A Student Handbook to the Plays of Tennessee Williams

A Student Handbook to the Plays of Tennessee Williams. Katherine Weiss, ed. London: Bloomsbury, 2014; Pp. 290.

The book opens with a quote from Tennessee Williams: “truth is something you need to deserve,” a statement that volume editor Katherine Weiss asserts “fl[ies] in the face of the imaginary worlds so many of his characters create” (1). From this nucleus emerges A Student Handbook to the Plays of Tennessee Williams, analysis of four plays that attempts to reconcile the contradiction between Williams’s “truth” and his characters’ fictions. The second release in Bloomsbury’s A Student Handbook to the Plays of… series, the text aims to provide a study guide to the most studied dramas from this celebrated American playwright.
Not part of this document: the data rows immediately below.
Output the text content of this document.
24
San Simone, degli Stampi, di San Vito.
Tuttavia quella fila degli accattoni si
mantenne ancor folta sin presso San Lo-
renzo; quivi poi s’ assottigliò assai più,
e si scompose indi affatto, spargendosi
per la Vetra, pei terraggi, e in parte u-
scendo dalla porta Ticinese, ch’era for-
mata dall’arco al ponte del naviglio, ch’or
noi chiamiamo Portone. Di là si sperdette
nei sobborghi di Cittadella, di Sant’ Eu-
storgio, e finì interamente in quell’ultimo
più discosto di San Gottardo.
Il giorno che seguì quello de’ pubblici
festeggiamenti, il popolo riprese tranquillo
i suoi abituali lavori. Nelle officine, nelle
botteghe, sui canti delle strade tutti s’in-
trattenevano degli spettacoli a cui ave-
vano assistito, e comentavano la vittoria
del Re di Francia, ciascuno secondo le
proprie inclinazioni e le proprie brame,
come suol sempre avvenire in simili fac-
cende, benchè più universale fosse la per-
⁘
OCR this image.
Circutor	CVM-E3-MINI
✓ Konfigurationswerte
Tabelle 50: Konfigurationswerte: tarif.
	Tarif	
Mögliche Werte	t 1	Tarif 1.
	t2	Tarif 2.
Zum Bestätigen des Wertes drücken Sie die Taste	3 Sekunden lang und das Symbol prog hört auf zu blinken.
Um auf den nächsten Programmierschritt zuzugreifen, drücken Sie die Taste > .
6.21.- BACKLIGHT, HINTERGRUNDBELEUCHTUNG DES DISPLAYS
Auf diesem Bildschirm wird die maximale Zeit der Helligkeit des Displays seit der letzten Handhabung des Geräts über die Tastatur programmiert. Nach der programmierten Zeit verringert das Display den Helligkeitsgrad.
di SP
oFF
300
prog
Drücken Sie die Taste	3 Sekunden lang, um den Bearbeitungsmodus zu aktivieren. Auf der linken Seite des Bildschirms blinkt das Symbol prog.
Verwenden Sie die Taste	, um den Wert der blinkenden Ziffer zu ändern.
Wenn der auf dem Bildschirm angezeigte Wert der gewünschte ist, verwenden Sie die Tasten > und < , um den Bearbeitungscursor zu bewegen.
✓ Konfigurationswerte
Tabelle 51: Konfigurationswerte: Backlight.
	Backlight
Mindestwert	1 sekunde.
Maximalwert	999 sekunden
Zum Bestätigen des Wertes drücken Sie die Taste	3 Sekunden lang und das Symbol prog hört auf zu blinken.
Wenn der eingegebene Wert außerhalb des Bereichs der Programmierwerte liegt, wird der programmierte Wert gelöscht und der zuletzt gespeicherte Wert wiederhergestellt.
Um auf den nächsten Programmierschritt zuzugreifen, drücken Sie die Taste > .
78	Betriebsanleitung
In her introduction, Weiss lays the dramaturgical framework from which the rest of the volume springs. She posits that the plays from the late 1960s and after lack “the tension and the need to express topics that were considered taboos,” leaving students and scholars to focus on Williams’s early works that explore topics such as “ageing, loneliness, and time’s devastation” (7). In the chapters that follow, scholars Stephen J. Bottoms, Patricia Hearn, Michael Hooper, Philip C. Kolin, and Weiss herself offer in-depth investigations of Tennessee Williams’s most produced and critically favored plays, The Glass Menagerie (1944), A Streetcar Named Desire (1947), Cat on a Hot Tin Roof (1955), and Sweet Bird of Youth (1959).